Why is nobody talking about the rare 6:17 gears?
In an attempt to achieve a little more precision in axle ratios, I prepared a spreadsheet showing “axle ratios” for a wide range of ring teeth and pinion teeth. That way, I could at least infer the likely combination of pinion and ring teeth for a given axle ratio expressed to two digits to the right of the decimal point. But, inconsistent roundoff practices often lead to erroneous prediction of toothiness. Following are a few of the examples:
Ratio Ring teeth/Pinion teeth
2.93: 44/15 or 41/14=2.9393 or 2.9286
3.31: 43/13 or 53/16=3.3077 or 3.3125
3.54: 46/13=3.5385 (The ’55 service manual says this is a 39 x 11 axle (3.5454 should be rounded off to 3.55)
Older Chrysler 300 service manuals sometimes include tooth count as well as the ratio rounded off to two decimals. But, I did spot an error in the tooth count in the ’58 service manual. It indicates a 35 x 14 gives a 3.18 ratio. Should be 35 x 11. I’ll bet the discussions on what axle ratio to install as “standard” have gone on into the night for years as have those same conversations at trackside. The selection of the 3.23 axle for 300K’s seems to indicate acceleration was valued higher than top speed or economy. Sounds reasonable.

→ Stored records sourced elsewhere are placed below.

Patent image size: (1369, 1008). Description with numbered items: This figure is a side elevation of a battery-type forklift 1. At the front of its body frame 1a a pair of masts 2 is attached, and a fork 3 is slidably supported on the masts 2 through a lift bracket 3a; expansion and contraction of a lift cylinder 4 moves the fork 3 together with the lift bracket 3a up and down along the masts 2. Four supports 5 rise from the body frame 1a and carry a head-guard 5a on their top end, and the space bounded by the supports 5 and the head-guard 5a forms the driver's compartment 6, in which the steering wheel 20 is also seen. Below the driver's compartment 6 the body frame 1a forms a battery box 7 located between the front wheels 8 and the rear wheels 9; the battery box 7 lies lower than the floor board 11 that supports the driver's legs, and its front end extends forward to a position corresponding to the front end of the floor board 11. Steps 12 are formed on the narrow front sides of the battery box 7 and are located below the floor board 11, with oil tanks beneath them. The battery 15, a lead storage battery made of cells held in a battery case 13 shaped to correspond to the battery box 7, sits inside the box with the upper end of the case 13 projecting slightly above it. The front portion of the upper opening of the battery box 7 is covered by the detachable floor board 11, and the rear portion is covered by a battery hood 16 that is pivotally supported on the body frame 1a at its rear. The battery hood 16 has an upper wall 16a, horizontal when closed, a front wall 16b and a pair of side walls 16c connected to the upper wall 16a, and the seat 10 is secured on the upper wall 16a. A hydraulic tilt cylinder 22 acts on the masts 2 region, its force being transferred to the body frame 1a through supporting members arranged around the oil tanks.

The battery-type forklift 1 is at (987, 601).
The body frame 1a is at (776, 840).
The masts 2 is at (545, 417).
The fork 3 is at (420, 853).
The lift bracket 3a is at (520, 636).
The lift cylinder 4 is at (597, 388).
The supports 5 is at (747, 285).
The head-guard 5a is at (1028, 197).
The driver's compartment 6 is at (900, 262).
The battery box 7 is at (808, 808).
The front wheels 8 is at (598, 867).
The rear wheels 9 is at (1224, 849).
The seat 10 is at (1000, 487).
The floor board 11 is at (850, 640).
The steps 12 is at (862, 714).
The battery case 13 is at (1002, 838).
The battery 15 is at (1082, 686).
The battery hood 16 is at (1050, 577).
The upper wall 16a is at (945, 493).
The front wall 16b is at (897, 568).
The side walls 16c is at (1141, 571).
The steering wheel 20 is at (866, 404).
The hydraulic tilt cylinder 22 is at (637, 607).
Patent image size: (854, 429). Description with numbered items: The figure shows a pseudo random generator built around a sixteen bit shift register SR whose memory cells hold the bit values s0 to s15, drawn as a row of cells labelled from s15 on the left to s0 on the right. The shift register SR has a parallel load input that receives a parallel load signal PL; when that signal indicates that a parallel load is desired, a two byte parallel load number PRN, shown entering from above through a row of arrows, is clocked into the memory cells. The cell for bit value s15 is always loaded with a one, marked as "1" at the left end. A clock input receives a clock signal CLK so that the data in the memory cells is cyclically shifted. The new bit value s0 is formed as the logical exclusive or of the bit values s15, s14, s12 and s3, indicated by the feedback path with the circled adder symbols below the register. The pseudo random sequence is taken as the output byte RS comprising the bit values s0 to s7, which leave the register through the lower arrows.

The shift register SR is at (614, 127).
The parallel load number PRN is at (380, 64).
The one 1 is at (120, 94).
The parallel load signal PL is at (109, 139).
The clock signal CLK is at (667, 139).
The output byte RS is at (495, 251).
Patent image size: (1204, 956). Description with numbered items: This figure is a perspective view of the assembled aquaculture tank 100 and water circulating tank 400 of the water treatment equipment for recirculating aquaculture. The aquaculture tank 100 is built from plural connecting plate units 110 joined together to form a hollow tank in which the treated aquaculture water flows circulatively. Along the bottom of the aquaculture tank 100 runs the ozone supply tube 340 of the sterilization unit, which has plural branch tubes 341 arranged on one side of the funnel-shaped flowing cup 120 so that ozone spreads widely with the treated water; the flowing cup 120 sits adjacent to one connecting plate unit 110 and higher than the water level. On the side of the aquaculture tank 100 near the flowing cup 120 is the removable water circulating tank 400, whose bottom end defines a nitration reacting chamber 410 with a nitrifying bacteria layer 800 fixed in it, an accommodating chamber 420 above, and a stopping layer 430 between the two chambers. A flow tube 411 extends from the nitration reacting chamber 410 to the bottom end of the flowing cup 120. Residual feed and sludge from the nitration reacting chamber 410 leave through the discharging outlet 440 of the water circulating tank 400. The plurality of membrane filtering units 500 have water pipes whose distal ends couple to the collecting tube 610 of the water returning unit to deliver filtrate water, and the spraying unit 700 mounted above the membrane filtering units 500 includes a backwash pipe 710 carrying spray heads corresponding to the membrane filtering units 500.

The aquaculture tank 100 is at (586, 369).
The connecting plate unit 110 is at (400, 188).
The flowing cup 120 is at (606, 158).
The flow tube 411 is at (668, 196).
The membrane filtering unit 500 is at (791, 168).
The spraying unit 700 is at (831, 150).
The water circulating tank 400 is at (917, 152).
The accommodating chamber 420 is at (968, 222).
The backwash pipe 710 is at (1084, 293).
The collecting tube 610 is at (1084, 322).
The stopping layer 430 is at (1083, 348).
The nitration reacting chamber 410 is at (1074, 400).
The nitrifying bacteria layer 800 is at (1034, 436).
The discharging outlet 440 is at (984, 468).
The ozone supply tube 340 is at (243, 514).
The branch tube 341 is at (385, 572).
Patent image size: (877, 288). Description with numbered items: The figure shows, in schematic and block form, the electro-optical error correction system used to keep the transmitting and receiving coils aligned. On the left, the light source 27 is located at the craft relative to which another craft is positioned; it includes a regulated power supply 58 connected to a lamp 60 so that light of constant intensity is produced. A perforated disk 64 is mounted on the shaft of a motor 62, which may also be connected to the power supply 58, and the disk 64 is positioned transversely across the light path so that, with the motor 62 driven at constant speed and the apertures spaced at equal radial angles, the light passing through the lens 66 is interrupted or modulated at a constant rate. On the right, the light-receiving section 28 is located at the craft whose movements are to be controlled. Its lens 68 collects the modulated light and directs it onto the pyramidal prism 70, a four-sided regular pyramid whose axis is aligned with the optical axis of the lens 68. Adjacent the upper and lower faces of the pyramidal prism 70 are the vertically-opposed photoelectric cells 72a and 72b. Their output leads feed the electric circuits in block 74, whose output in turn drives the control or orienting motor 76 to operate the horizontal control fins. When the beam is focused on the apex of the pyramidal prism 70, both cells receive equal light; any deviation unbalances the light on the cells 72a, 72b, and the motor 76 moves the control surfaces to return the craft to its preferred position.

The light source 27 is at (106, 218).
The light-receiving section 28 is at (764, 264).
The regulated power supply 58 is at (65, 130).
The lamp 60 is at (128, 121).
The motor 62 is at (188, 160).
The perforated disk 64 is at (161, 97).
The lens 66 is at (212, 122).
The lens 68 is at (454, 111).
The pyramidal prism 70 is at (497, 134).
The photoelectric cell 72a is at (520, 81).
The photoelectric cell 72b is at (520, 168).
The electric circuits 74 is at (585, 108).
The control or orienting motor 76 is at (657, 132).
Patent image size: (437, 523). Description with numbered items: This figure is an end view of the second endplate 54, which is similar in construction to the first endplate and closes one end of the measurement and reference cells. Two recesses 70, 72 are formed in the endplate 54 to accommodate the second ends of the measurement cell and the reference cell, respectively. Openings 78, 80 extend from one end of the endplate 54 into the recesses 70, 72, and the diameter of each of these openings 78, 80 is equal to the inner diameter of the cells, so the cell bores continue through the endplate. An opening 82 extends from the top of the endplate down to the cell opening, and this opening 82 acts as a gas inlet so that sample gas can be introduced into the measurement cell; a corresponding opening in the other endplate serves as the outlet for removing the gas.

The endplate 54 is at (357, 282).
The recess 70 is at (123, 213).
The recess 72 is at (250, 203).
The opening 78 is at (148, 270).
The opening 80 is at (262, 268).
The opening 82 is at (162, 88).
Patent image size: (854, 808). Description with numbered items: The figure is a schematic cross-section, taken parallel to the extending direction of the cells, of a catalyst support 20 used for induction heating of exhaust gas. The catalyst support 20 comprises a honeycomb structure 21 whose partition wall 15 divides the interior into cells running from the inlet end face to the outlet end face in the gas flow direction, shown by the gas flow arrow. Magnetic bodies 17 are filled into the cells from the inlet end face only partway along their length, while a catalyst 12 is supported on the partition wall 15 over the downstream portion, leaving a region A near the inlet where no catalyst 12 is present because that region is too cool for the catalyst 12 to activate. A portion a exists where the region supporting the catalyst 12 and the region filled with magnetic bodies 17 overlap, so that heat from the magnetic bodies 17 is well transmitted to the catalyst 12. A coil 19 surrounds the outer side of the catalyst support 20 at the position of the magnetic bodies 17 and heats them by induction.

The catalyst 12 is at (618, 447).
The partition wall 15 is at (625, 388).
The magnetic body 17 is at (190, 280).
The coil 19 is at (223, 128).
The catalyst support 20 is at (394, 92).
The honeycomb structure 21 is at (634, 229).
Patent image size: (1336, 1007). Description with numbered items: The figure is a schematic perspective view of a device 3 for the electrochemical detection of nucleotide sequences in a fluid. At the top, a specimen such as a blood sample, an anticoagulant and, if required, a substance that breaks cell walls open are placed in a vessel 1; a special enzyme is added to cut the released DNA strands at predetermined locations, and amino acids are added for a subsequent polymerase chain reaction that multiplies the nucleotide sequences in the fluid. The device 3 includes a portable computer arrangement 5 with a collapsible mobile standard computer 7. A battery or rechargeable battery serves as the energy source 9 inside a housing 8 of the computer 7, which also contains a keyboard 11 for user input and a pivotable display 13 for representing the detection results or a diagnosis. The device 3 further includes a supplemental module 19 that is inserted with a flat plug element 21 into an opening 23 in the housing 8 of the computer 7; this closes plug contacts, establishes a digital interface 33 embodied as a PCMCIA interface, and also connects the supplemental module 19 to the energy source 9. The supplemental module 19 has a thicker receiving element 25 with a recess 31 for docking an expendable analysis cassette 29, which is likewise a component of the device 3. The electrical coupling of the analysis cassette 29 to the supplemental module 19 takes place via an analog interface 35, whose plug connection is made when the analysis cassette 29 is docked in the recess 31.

At least some of the IBM build tickets have information on axle ratio and whether SureGrip equipped. My information on the coding for 1964 is incomplete, but for sure, 522=Sure-Grip. I believe the axle ratio is defined in the 530 section. My 300K ram convertible with TorqueFlite shows code 532 on the IBM card which Gil notes may be a 2.76 or 3.23 ratio. Other information I have indicates code 532 is a 2.76 axle with Sure-Grip. So my loaded ram convertible came with the “high-speed” or economy axle? Go figure. Car was sold new in Memphis, possibly for severe duty on back country roads?
Impacts: With a 3.2308 axle, at the 4,800 RPM point where the FirePower 390’s maximum horsepower is rated, the car would be turning 124 MPH on 28.10” OD 8.50 x 14 tires. Or with a 2.76 axle—145 MPH. At 60 MPH, 2,318 RPM with a 3.23 axle or 1,980 RPM with a 2.76 axle.
There are lots of versions of equations to convert driveshaft RPM to speed and I like:
MPH=0.002975 x RPM x OD/R where RPM is driveshaft speed in revolutions per minute (engine speed less any slippage) OD is the running outside diameter of the tire in inches (may vary from static measurement) and R is the axle ratio.
Example: For: RPM=2,318, OD= 28.10 and R=3.2308; MPH=59.98 on dry pavement with no slippage and in a perfectly straight line.
If you are interested in precision, disassemble the differential and count the teeth. If you want to get close enough to “differentiate” between nominally-available values, jack up the rear end, rotate a tire by hand and have your buddy count the revolutions of the driveshaft. Please use jack stands. With a Sure-Grip, ten turns of a tire with both tires off the ground will rotate the driveshaft 32.3 times for a 3.23 axle. Without Sure-Grip, jack so as to only have one tire off the ground and rotate the free tire twenty times. This, too, would result in the driveshaft rotating 32.3 times for a 3.23 axle or just 27.6 times for a 2.76 axle.
Keep calm and 300 on.
Brentwood, CA (cool with trace of precip)
My research for Macungie came up with 4 F axle ratios - 2.93; 3.15; 3.54, and 3.73 - on addition to the most common 3.31.